Professor Orin Kerr of George Washington University Law School criticized the Fifth Amendment reasoning in an article titled Judge rejects warrant provision allowing compelled thumbprints to unlock iPhones published in The Washington Post edition of February 23, 2017. “The judge seems to think,” wrote Professor Kerr, “that using a person’s body to reveal really private information somehow makes it testimonial; it is using the body to produce evidence, after all. But the Fifth Amendment is solely concerned with compelling use of the mind, not compelling use of the body.” Professor Kerr went on to argue:
“There are ways that compelling someone to place fingers on biometric readers can require use of the mind…Imagine the police walk up to a person present at the scene and say this: ‘Here are 10 phones, and you have to pick out your phone and unlock it with Touch ID.’ Complying will be testimonial as to which phone belongs to that person and will amount to testimony that they know which part of their body unlocks it. On the other hand, if the police walk up to a suspect and say, ‘place your right thumb on this phone’, complying won’t amount to testimony about anything.
The fact that iPhones didn’t exist in 1967 is irrelevant, as is the fact that the police are ultimately able to get lots of personal information by unlocking a phone. Those are relevant to the Fourth Amendment analysis, as the Riley case shows. But they’re not relevant to the Fifth Amendment standard.”
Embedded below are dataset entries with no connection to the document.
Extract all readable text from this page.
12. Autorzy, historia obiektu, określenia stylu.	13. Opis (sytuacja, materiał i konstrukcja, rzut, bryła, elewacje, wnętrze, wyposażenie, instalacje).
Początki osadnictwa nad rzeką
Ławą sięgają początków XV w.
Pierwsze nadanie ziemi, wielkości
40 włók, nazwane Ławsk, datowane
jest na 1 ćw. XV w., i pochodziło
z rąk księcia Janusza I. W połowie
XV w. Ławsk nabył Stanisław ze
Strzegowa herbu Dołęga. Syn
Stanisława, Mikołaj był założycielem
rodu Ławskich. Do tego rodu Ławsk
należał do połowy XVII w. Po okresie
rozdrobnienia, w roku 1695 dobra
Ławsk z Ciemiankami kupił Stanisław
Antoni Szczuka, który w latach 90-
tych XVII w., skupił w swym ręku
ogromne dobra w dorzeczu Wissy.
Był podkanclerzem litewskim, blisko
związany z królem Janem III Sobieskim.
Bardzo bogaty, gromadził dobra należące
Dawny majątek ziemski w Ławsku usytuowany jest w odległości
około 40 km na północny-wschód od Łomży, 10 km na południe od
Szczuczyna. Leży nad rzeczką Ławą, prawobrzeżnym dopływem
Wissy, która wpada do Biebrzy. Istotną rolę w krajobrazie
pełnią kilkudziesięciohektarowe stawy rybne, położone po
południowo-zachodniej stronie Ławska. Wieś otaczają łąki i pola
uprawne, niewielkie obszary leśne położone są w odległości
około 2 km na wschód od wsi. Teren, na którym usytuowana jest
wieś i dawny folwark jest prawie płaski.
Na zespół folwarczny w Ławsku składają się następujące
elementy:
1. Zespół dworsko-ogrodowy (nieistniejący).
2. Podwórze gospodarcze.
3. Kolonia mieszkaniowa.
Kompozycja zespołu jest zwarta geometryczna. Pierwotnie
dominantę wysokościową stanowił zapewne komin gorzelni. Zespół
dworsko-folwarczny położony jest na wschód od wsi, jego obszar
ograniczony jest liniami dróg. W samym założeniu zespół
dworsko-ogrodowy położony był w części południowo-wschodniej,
In my previous post on this topic, Fingerprints or Passwords dated January 28, 2017, I argued that using biometric data for privacy is a bad idea although many technologists see it as a reasonable balance between convenience and security for mobile devices. The smartphone is the most important device we use to store vast amounts of personal, and for lawyers, privileged information. There is nothing in Judge Weismann’s recent ruling that changes my mind. The progress made in recent years by courts in the United States and Canada does not give us certainty in a murky privacy landscape.